Jul 082012
Religious liberty: Obeying a higher court
Late last month a German court banned circumcision of young boys – even for religious purposes. Last year, the City of San Francisco briefly had a circumcision ban on the ballot before a judge forced its removal from consideration.
But Genesis 17:11-12 commands us:
You shall circumcise the flesh of your foreskin and that shall be a sign of the covenant between Me and you. And throughout the generations, every mal among you shall be circumcised at the age of eight days.

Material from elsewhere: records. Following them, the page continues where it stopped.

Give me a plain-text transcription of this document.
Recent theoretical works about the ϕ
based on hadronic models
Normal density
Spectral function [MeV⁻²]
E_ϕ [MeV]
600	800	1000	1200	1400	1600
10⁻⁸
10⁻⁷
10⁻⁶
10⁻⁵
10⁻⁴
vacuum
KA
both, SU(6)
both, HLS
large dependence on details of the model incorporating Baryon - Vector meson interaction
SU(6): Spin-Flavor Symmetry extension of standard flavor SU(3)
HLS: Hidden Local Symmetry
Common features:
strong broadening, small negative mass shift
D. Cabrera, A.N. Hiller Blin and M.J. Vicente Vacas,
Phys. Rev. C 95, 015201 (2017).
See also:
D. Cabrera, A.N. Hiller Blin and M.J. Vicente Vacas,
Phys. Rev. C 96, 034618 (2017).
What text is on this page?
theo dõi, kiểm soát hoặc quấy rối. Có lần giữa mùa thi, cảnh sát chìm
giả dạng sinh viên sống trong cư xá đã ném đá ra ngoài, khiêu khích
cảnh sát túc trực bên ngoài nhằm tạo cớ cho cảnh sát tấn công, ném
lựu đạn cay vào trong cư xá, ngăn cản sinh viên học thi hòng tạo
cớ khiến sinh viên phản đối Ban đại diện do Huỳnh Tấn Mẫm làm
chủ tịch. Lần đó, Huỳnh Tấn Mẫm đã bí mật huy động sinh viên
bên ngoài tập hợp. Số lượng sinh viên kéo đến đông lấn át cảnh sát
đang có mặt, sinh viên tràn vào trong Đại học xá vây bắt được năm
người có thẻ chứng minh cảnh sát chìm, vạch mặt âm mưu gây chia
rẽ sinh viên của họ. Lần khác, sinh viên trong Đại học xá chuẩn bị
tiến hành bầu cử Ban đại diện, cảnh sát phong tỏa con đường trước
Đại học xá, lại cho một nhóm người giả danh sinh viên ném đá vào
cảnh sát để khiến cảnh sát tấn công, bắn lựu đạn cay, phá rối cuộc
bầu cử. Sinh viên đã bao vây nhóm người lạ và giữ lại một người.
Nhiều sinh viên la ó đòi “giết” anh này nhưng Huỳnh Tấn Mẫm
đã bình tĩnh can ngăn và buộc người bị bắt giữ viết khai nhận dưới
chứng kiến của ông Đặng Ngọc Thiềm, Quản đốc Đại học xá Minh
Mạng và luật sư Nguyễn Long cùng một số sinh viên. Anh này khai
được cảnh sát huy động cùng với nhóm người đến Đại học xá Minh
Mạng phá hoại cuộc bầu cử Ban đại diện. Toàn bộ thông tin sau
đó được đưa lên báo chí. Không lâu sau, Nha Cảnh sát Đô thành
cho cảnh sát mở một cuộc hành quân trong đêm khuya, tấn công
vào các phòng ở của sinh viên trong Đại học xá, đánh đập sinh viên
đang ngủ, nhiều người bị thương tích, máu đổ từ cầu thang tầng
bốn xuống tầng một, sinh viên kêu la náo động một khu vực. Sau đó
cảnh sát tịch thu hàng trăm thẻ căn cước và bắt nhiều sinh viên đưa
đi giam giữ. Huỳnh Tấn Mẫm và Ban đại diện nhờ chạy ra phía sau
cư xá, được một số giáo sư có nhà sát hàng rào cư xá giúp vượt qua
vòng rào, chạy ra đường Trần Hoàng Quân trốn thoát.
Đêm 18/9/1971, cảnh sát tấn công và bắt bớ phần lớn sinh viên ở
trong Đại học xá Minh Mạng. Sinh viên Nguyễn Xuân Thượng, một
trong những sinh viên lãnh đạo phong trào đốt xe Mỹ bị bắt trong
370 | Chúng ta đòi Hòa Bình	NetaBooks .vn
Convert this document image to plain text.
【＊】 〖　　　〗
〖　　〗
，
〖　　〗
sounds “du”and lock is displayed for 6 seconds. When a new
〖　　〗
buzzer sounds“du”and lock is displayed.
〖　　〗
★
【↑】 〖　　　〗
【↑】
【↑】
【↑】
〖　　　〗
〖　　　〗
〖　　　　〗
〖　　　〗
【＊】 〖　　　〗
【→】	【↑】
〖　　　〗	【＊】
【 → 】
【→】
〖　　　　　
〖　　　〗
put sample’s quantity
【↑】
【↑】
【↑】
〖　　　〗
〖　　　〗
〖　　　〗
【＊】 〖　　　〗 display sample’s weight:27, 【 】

Jews continue to circumcise our sons on the eighth day as we have since the time God commanded Abraham. Even in the darkest times in Jewish history – through crusades, expulsions, and inquisitions – and in the darkest places – in ghettos and death camps – we have followed this commandment. Rabbi Ephraim Oshry, a Lithuanian rabbi who survived the Holocaust and was able to write down and recover his answers to the horrifying, painful Jewish legal questions that arose in the ghettos and the camps, published a book called Responsa from the Holocaust. In it, among the heart-rending stories, he tells of a woman who asked if she could circumcise her son before the eighth day because, though he was born healthy, she knew she could not keep him warm and nourished enough to live out a full week.
Leaving aside the disgraceful imagery of a German court (of all countries) attempting to impose such a ban, those who would try to stop Jews from circumcising our sons should understand that our people have performed the commandment of milah (ritual circumcision) in far worse conditions than under threat from a court.